These are great initiatives, and I send a big yishar koach to the organizers and the participants.  I am sure that everyone here does good things in their lives.  But this is the hour of cheshbon nefesh, a personal accounting. I especially ask myself – as I ask all of us to do –  Am I really doing all that I can?  I have some dilemmas, but perhaps they will resonate with you.

Almost every day, I see the horrifying pictures of the destruction in Syria, and the heart wrenching stories of the refugees, Especially the children.  It is estimated that over 400,000 people have been killed, 4 million have fled as refugees, and 6 million are displaced within Syria.
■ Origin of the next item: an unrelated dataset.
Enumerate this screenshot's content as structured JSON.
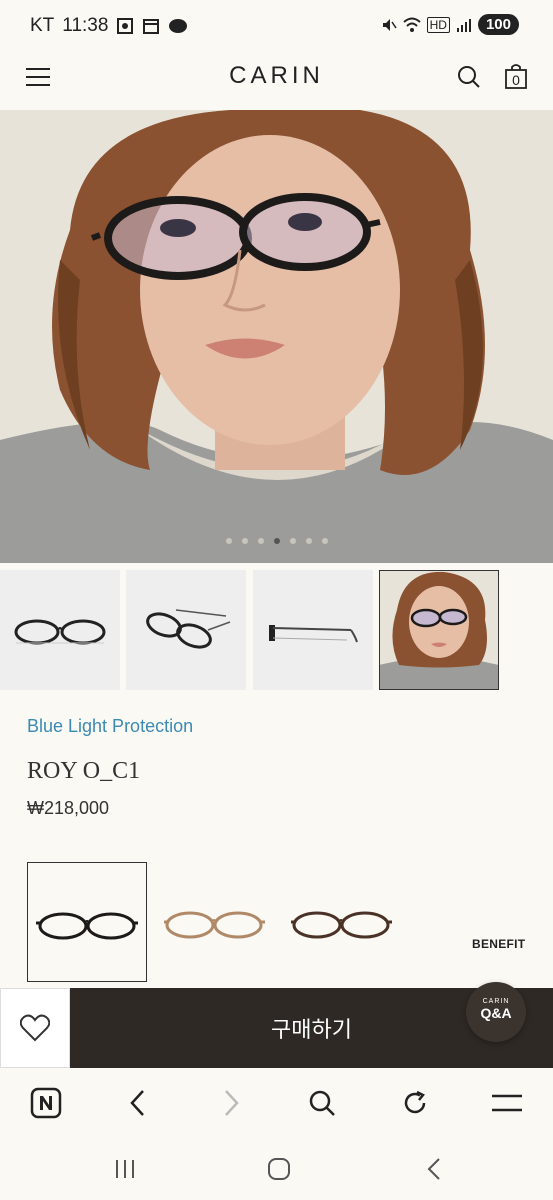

In North America , there are Jewish communities adopting Syrian refugee families.  I know we are in a complicated position as Israelis – Syria is Israel’s enemy!  We can say that our government provides humanitarian aid to Syrians.  We can join the efforts of an organization called Amaliah that is helping to coordinate Israeli humanitarian efforts.

And then, as happened this Sunday in Jerusalem, there is a terror attack, which hurts so badly.  And the talkbacks begin: Don’t help Arabs, they just want to kill us.  Anyone who helps an Arab is a hater of Israel.

The reason not to help: They are not my people.

I received a call last week from a man in Beit Shemesh.  He was asking for financial help with a long list of personal tragedies.  I asked, What about your community?  He said, they are busy raising money for the synagogue building.  I call his rabbi.  He verifies the situation, describing the man as someone who tries very hard.  The welfare system is not helping this family enough.  Any help that can be given would be a blessing.  I talk it over with our congregant who has been spearheading our efforts to help those in need as a community.  She said, “This is hard because it is out of our area/demographic.”  We decide that we will make a general appeal to people to give tzedakah, (You are welcome to leave tzedakah in the kupah) and we will try our contacts in Beit Shemesh to find someone who can be in a better position to help.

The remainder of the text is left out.